# What’s in the Box?! — Chipy Mentorship, pt. 3

## Understanding Predictive Modeling and the Meaning of “Black Box” Models

Since embarking on my study of data science, the most frequent question I’ve gotten has been: “What is Data Science?” A reasonable question, to be sure, and one I am more than happy to answer concerning a field about which I am so passionate. The cleanest distillation of that answer goes something like this:

Data Science is the process of using machine learning to build predictive models.

As a natural follow-up, our astute listener might ask for definition of terms:

- What is machine learning?
- What do you mean by model?

This post focuses on the answer to the latter. And the answer in this context — again in its simplest form — is that a model is a function; it takes an input and generates an output. To begin, we’ll look at one of the most transparent predictive models, linear regression.

#### Linear Regression

Let’s say we are trying to predict what a student, Taylor, will score on a test. We know what Taylor scored on past tests, *and *we know how many hours she studied. When she doesn’t study at all, she gets a 79/100 and for every hour she studies, she does three points better. Thus, our equation for this relationship is:

Taylor's_Test_Score = 3 * Hours_Studied + 79

This example is about as transparent a model as possible. Why? Because we not only know *that* hours studied influences Taylor’s scores, we know *how* it influences Taylor’s scores. Namely, being able to see the coefficient, 3, and the constant, 79, tells us the exact relationship between studying and scores. It’s a simple function: Put in two hours, get a score of 85. Put in 6 hours, get a score of 97.

The real world is, of course, more complicated, so we might begin to add more inputs to our model. Maybe we also use hours slept, hours spent watching tv, and absences from school. If we update our equation, each of these new features will have its own coefficient that describes the relationship of that input to the output. All of these inputs are known in data science parlance as the *features *of our model, the data we use to make our predictions. This linear regression is now *multi-dimensional* meaning there are multiple inputs, and we can longer easily visualize it in a 2d plane. The coefficients are telling, though. If our desired outcome is the highest possible test score, then we want to maximize the inputs for our large positive coefficients (likely time spent sleeping and studying) and minimize the inputs on our negative coefficients (tv and absences).

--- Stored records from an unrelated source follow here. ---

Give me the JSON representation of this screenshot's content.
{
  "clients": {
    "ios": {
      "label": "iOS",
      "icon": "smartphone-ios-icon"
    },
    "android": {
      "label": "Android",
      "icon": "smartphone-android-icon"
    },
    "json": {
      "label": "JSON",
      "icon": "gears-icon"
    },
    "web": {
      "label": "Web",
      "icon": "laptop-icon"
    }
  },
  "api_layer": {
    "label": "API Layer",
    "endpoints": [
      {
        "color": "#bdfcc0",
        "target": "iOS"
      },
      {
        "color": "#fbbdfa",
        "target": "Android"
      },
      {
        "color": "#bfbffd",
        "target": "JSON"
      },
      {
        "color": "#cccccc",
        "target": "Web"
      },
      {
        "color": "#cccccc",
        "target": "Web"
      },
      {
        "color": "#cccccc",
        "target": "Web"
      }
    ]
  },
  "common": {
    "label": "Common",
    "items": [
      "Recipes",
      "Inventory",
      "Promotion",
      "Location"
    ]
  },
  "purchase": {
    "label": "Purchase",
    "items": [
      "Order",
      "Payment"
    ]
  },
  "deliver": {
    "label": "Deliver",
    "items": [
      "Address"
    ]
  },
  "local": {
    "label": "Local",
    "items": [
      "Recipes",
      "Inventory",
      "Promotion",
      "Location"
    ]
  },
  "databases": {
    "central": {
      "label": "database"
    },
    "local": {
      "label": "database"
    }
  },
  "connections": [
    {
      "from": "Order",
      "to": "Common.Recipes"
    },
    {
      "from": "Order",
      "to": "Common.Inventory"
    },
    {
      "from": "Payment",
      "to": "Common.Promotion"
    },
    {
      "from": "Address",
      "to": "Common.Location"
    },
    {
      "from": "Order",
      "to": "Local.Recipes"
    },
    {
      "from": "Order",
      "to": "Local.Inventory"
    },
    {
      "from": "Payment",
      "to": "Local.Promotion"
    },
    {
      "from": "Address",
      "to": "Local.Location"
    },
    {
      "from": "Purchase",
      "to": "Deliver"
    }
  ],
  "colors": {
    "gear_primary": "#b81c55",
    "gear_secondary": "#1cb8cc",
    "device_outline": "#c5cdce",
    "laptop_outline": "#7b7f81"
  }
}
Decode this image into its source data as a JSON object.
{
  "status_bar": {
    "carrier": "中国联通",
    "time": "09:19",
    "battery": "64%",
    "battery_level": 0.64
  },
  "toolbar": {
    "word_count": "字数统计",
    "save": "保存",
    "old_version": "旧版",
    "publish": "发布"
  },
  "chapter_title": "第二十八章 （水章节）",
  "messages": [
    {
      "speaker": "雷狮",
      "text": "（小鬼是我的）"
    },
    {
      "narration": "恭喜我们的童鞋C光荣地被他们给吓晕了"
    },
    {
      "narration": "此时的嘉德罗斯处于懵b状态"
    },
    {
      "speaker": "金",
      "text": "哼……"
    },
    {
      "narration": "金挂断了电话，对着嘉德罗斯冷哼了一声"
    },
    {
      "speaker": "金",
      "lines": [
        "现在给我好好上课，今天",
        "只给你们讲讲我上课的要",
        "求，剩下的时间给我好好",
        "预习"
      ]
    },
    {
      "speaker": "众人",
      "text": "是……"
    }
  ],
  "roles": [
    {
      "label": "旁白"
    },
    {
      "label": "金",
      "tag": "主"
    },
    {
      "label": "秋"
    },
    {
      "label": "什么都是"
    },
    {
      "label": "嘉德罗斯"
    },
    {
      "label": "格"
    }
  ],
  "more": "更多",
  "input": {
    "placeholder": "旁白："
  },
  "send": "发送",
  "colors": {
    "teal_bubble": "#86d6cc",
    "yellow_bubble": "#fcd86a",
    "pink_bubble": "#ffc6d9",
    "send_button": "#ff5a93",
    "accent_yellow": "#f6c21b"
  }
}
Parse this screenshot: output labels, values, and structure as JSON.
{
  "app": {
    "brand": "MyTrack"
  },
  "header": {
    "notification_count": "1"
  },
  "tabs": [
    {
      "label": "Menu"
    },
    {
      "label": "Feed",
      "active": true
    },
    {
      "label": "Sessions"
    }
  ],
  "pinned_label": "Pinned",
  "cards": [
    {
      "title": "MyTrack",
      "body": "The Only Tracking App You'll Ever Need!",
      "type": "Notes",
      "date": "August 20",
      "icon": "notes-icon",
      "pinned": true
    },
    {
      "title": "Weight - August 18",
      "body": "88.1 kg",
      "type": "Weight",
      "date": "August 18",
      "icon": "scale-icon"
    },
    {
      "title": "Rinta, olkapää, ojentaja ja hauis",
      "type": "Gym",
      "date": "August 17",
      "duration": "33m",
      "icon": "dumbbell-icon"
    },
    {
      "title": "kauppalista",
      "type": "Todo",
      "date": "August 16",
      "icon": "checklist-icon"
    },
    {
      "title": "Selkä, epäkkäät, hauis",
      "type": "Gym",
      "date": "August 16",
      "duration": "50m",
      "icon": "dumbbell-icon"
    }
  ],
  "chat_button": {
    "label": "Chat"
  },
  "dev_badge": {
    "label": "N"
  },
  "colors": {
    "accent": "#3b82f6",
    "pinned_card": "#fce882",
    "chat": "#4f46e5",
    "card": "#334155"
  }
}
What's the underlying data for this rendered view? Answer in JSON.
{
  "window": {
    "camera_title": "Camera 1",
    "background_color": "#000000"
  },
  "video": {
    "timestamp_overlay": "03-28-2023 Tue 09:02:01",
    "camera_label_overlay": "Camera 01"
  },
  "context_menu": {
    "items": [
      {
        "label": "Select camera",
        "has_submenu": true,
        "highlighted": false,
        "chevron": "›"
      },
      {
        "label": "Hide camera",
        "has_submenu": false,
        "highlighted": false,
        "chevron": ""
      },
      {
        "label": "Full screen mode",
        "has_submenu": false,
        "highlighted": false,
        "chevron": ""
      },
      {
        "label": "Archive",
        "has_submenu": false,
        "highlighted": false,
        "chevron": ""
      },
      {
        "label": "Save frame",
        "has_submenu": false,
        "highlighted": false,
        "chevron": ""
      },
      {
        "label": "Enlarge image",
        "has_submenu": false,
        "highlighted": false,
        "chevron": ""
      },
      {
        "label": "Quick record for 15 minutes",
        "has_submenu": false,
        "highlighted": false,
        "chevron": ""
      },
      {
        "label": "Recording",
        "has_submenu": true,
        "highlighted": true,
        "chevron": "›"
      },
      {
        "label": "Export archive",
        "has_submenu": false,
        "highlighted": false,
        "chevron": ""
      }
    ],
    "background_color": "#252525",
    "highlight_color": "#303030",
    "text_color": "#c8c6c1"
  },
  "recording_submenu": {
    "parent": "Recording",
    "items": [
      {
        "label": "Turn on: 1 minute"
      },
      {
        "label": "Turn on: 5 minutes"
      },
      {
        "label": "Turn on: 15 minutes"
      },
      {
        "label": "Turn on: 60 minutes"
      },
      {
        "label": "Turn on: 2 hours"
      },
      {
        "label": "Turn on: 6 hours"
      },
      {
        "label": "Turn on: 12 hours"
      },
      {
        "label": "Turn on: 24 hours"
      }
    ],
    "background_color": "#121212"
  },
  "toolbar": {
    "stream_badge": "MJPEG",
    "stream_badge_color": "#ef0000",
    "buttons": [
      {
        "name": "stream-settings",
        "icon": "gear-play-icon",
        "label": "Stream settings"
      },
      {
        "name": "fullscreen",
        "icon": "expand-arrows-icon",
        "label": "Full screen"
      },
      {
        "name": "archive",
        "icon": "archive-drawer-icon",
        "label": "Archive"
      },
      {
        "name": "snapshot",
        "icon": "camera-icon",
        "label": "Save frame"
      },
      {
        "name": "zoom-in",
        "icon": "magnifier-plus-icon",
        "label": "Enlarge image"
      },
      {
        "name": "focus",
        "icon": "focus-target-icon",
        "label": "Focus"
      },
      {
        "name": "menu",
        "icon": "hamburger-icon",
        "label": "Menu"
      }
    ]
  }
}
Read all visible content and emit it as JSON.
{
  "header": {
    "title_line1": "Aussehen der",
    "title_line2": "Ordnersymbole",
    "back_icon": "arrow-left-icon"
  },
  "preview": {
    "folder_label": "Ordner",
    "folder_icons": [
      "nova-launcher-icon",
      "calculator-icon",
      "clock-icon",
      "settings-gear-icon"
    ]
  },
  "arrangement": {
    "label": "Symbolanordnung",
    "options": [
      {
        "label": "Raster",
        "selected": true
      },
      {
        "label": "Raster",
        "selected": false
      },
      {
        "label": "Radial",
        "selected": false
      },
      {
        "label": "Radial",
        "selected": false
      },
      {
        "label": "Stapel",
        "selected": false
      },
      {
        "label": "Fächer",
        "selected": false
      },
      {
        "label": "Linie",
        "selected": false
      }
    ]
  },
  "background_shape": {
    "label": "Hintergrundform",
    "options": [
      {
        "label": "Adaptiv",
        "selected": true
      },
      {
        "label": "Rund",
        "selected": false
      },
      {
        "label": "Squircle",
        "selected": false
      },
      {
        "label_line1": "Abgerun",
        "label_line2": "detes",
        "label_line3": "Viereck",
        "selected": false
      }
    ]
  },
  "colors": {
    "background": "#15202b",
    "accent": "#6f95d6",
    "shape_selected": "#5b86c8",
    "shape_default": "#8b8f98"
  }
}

We can even use binary and categorical data in a linear regression. In my dataset, a beer either is or isn’t made by a macro brewery (e.g. Anheuser Busch, Coors, etc). If it is, the value for the feature is_macrobrew is set to one and in a linear regression, our predicted rating for the beer goes down.

If linear regression is so transparent can can handle different data types, isn’t it better than a black box model? The answer, unfortunately, is no. As we introduce more features, those features may covary. Thinking back to Taylor, more time studying might mean less time sleeping, and to build a more effective model, we need to account for that by introducing a new feature that accounts for the *interaction of those two features. *We also need to consider that not all relationships are linear. An additional hour of sleep might uniformly improve the score up to 9 or 10 hours but beyond that could have minimal or adverse influence on the score.

#### Tree-Based and Ensemble Modeling

In an attempt to overcome the weaknesses of linear modeling, we might try a tree-based approach. A decision tree can be visualized easily and followed like a flow chart. Take the following example using the iris dataset:

The iris dataset is a classification rather than a regression problem. The model looks at 50 samples of each of three types of iris and attempts to classify which type each sample is. The first line in every box shows which feature the model is splitting on. For the topmost box, if the sepal length is less than ~0.75 cm, the model classifies the sample as class Setosa, and if not, the model passes the sample onto the next split. With any given sample, we can easily follow the logic the model is taking from one split to the next. We’ve also accounted for the covariance and non-linearity issues that plague linear models.

A random forest is an even more powerful version of this type of model. In a random forest, as the name might suggest, we have multiple decision trees. Each tree sees a random subset of the data chosen with replacement (a process known as bootstrapping) as well as seeing a random sample of the features. In our forest, we might have 10, 100, 1000, or more trees. Transparency has started to take a serious dip. I do not know the relationship of a feature to the target nor can I follow the path of an individual sample to its outcome. The best I can do now is crack open the model and see the percentage of splits each feature performs.

#### A Brief Word on Neural Nets

As we continue up the scale of opacity, we finally arrive at neural networks. I’m going to simplify the various types here for the sake of brevity. The basic functioning of a neural network goes like this:

- Every feature is individually fed into a layer of “neurons”
- Each of these neurons is an independent function (like the one we built to predict Taylor’s test) and feeds the output to the next layer
- The outputs of the final layer are synthesized to yield the prediction

The user determines the number of layers and the number of neurons in each layer when building the model. As you can imagine, one feature might undergo tens of thousands of manipulations. We have no way of knowing the relationship between our model’s inputs and its outputs. Which leads to the final question…

**Do we need to see inside the box?**

Anyone engaging in statistics, perhaps especially in the social sciences, has had the distinction between correlation and causation drilled into them. To return to our earliest example, we know that hours studied and test scores are *strongly* correlated, but we can not be certain of causation.

Ultimately for the data scientist, the question we need to ask ourselves is, *do we care about causation? *The answer, more often than not, is probably no. If the model works, if what we put into the machine feeds us out accurate predictions, that might satisfy our success conditions. Sometimes, however, we might need to understand the precise relationships. Building the model might be more about sussing out those relationships than it is about predicting what’s going to happen even if the accuracy of our model suffers.

These are the sorts of questions that data scientists ask themselves when building a model and how they go about determining which method to use. In my own project, I am most concerned with the accuracy of my predictions and less interested in understanding why a beer would have a high or a low rating, particularly since it’s largely a matter of taste and public opinion.

I might not be able to tell you what’s happening in the black box, but I can tell you that it works. And that’s often enough.